El anfiteatro del bosque: crónica de un abandono

El anfiteatro del bosque: crónica de un abandono

Por Leonel Sánchez Alpino.

 El anfiteatro “San Martín”, ubicado en el corazón del bosque, es uno de los espacios públicos más bellos de la urbe platense. Emula las construcciones clásicas de la cultura greco-romana con gran nivel de detalle y se emplaza de forma sutil, sin generar contrastes abruptos con el verde que la rodea.

Cuenta la historia que su planificación se remonta a 1902, cuando el paseo del bosque aún se encontraba en proceso de gestación, y no se tenía la certeza de cuantas fachadas de cemento se esconderían detrás del protagonismo principal de la naturaleza. Sin embargo, como una forma de mostrar el avance del conocimiento humano incluso en el amito artístico, se decidió instalar una sala de cine.

Eran épocas donde se abrazaba el dogma de la razón y la ciencia, y colocar un edificio donde proyectar películas era considerado una forma de homenajear la idea de progreso que se pregonaba. El mismo contaba con una capacidad para 500 espectadores y funcionaba también como teatro, eso si, como casi todo en la Argentina de principios del siglo XX: estaba en manos privadas.

Cada etapa histórica deja su huella, y esto se aprecia también en el legado arquitectónico y urbanístico. En la Argentina, el momento donde con mayor fuerza floreció el concepto de lo público y la función social de la propiedad, fue durante la presidencia de Juan Domingo Perón. El caso del anfiteatro “San Martín”, es un ejemplo de ello.

En la década del cuarenta se desarrollaron una serie de obras planificadas como “arquitectura monumental del Estado”. A través de este programa, se buscaba profundizar la presencia estatal y generar espacios tendientes a la masividad: el conocimiento, las artes, los deportes, los artículos de consumo, debían estar al alcance de todos. Es así que el viejo cine del bosque pasó a la órbita del Estado y se lo demolió para inaugurar un lugar abierto al mayor número de gente posible.

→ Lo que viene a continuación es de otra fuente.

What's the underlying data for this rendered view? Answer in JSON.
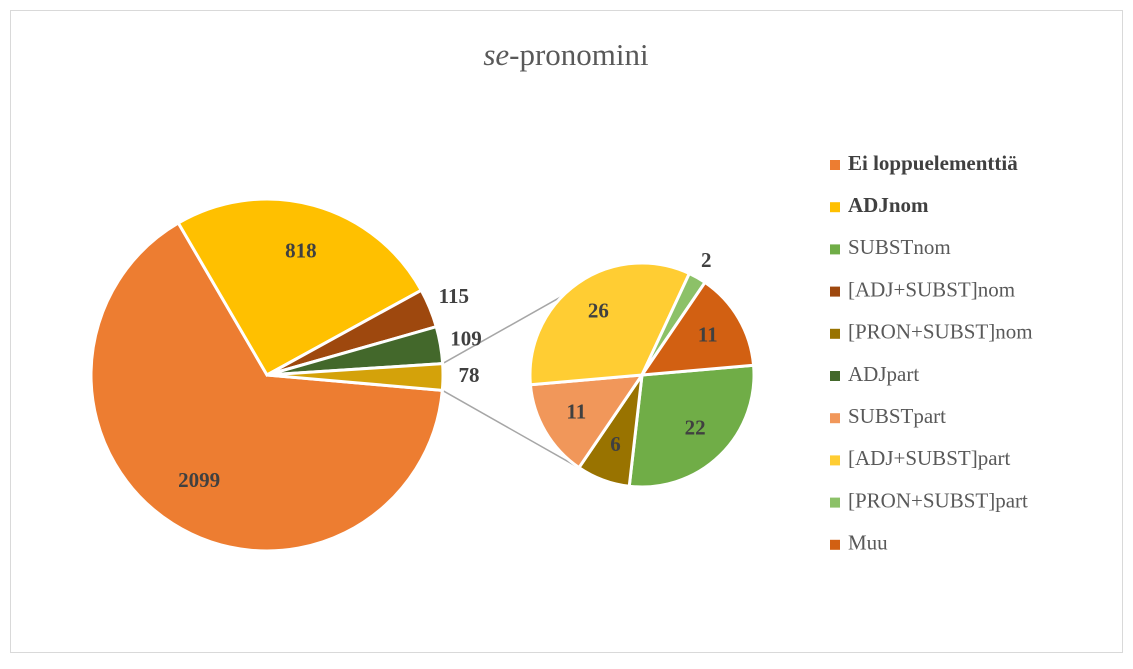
{
  "chart_data": {
    "type": "pie-of-pie",
    "title": [
      "se",
      "-pronomini"
    ],
    "series": [
      {
        "name": "Ei loppuelementtiä",
        "color": "#ED7D31",
        "value": 2099,
        "pie": "main",
        "bold": true
      },
      {
        "name": "ADJnom",
        "color": "#FFC000",
        "value": 818,
        "pie": "main",
        "bold": true
      },
      {
        "name": "SUBSTnom",
        "color": "#70AD47",
        "value": 22,
        "pie": "secondary",
        "bold": false
      },
      {
        "name": "[ADJ+SUBST]nom",
        "color": "#9E480E",
        "value": 115,
        "pie": "main",
        "bold": false
      },
      {
        "name": "[PRON+SUBST]nom",
        "color": "#997300",
        "value": 6,
        "pie": "secondary",
        "bold": false
      },
      {
        "name": "ADJpart",
        "color": "#43682B",
        "value": 109,
        "pie": "main",
        "bold": false
      },
      {
        "name": "SUBSTpart",
        "color": "#F1975A",
        "value": 11,
        "pie": "secondary",
        "bold": false
      },
      {
        "name": "[ADJ+SUBST]part",
        "color": "#FFCD33",
        "value": 26,
        "pie": "secondary",
        "bold": false
      },
      {
        "name": "[PRON+SUBST]part",
        "color": "#8CC168",
        "value": 2,
        "pie": "secondary",
        "bold": false
      },
      {
        "name": "Muu",
        "color": "#D26012",
        "value": 11,
        "pie": "secondary",
        "bold": false
      }
    ],
    "other_value": 78,
    "other_color": "#D4A20A",
    "legend": "right"
  }
}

En 1949 se inauguró el anfiteatro “San Martín”, la capacidad de se amplió a 2.600 personas.  Se buscó poner a disposición del colectivo una pieza que históricamente estuvo reservada para núcleos más cerrados como eran los teatros, y su estilo no fue casual: era un homenaje a los viejos anfiteatros de la edad antigua, donde el pueblo si tenia acceso universal.

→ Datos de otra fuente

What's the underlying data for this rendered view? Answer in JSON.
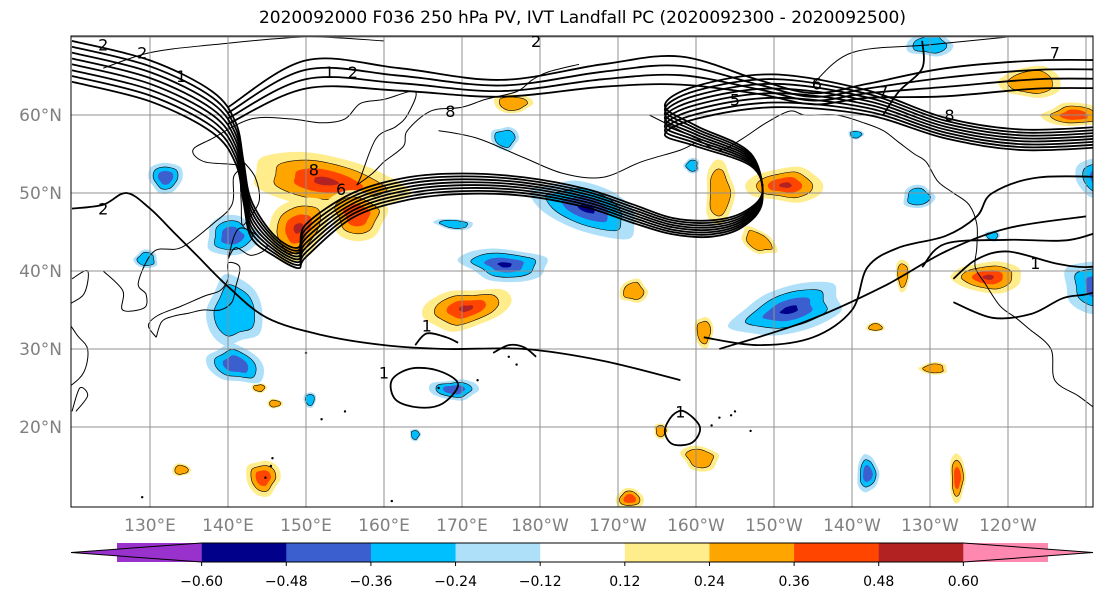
{
  "title": "2020092000 F036 250 hPa PV, IVT Landfall PC (2020092300 - 2020092500)",
  "map": {
    "lat_labels": [
      {
        "lat": 60,
        "text": "60°N"
      },
      {
        "lat": 50,
        "text": "50°N"
      },
      {
        "lat": 40,
        "text": "40°N"
      },
      {
        "lat": 30,
        "text": "30°N"
      },
      {
        "lat": 20,
        "text": "20°N"
      }
    ],
    "lon_labels": [
      {
        "lon": 130,
        "text": "130°E"
      },
      {
        "lon": 140,
        "text": "140°E"
      },
      {
        "lon": 150,
        "text": "150°E"
      },
      {
        "lon": 160,
        "text": "160°E"
      },
      {
        "lon": 170,
        "text": "170°E"
      },
      {
        "lon": 180,
        "text": "180°W"
      },
      {
        "lon": 190,
        "text": "170°W"
      },
      {
        "lon": 200,
        "text": "160°W"
      },
      {
        "lon": 210,
        "text": "150°W"
      },
      {
        "lon": 220,
        "text": "140°W"
      },
      {
        "lon": 230,
        "text": "130°W"
      },
      {
        "lon": 240,
        "text": "120°W"
      }
    ],
    "contour_labels": [
      {
        "text": "2",
        "lon": 124.0,
        "lat": 68.5
      },
      {
        "text": "2",
        "lon": 129.0,
        "lat": 67.5
      },
      {
        "text": "1",
        "lon": 134.0,
        "lat": 64.5
      },
      {
        "text": "1",
        "lon": 153.0,
        "lat": 65.0
      },
      {
        "text": "2",
        "lon": 156.0,
        "lat": 65.0
      },
      {
        "text": "2",
        "lon": 179.5,
        "lat": 69.0
      },
      {
        "text": "8",
        "lon": 168.5,
        "lat": 60.0
      },
      {
        "text": "8",
        "lon": 151.0,
        "lat": 52.5
      },
      {
        "text": "6",
        "lon": 154.5,
        "lat": 50.0
      },
      {
        "text": "5",
        "lon": 205.0,
        "lat": 61.5
      },
      {
        "text": "6",
        "lon": 215.5,
        "lat": 63.5
      },
      {
        "text": "7",
        "lon": 224.0,
        "lat": 62.5
      },
      {
        "text": "8",
        "lon": 232.5,
        "lat": 59.5
      },
      {
        "text": "2",
        "lon": 124.0,
        "lat": 47.5
      },
      {
        "text": "1",
        "lon": 165.5,
        "lat": 32.5
      },
      {
        "text": "1",
        "lon": 160.0,
        "lat": 26.5
      },
      {
        "text": "1",
        "lon": 198.0,
        "lat": 21.5
      },
      {
        "text": "1",
        "lon": 243.5,
        "lat": 40.5
      },
      {
        "text": "7",
        "lon": 246.0,
        "lat": 67.5
      }
    ],
    "contour_line_color": "#000000",
    "grid_color": "#909090"
  },
  "colorbar": {
    "tick_labels": [
      "−0.60",
      "−0.48",
      "−0.36",
      "−0.24",
      "−0.12",
      "0.12",
      "0.24",
      "0.36",
      "0.48",
      "0.60"
    ],
    "colors": [
      "#9932cc",
      "#00008b",
      "#3b5fcf",
      "#00bfff",
      "#aee0fa",
      "#ffffff",
      "#ffec8b",
      "#ffa500",
      "#ff4500",
      "#b22222",
      "#ff88b0"
    ]
  }
}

Sin embargo, con el pasó de las décadas los distintos gobiernos de la provincia de Buenos Aires permitieron que un lugar con tanta historia y belleza, cayera en el abandono y el olvido. Hace años no se lo utiliza con una agenda de actividades fija y se lo pone en valor. 

Este medio visitó el predio junto al referente del Frente Renovador, José Ramón Artega, para visibilizar como se encuentra en la actualidad.

Arteaga presentó un proyecto para que el estado provincial traspase el anfiteatro al estado municipal, y que de está forma la ciudad pueda ocuparse de recuperarlo. Un anhelo de muchos vecinos.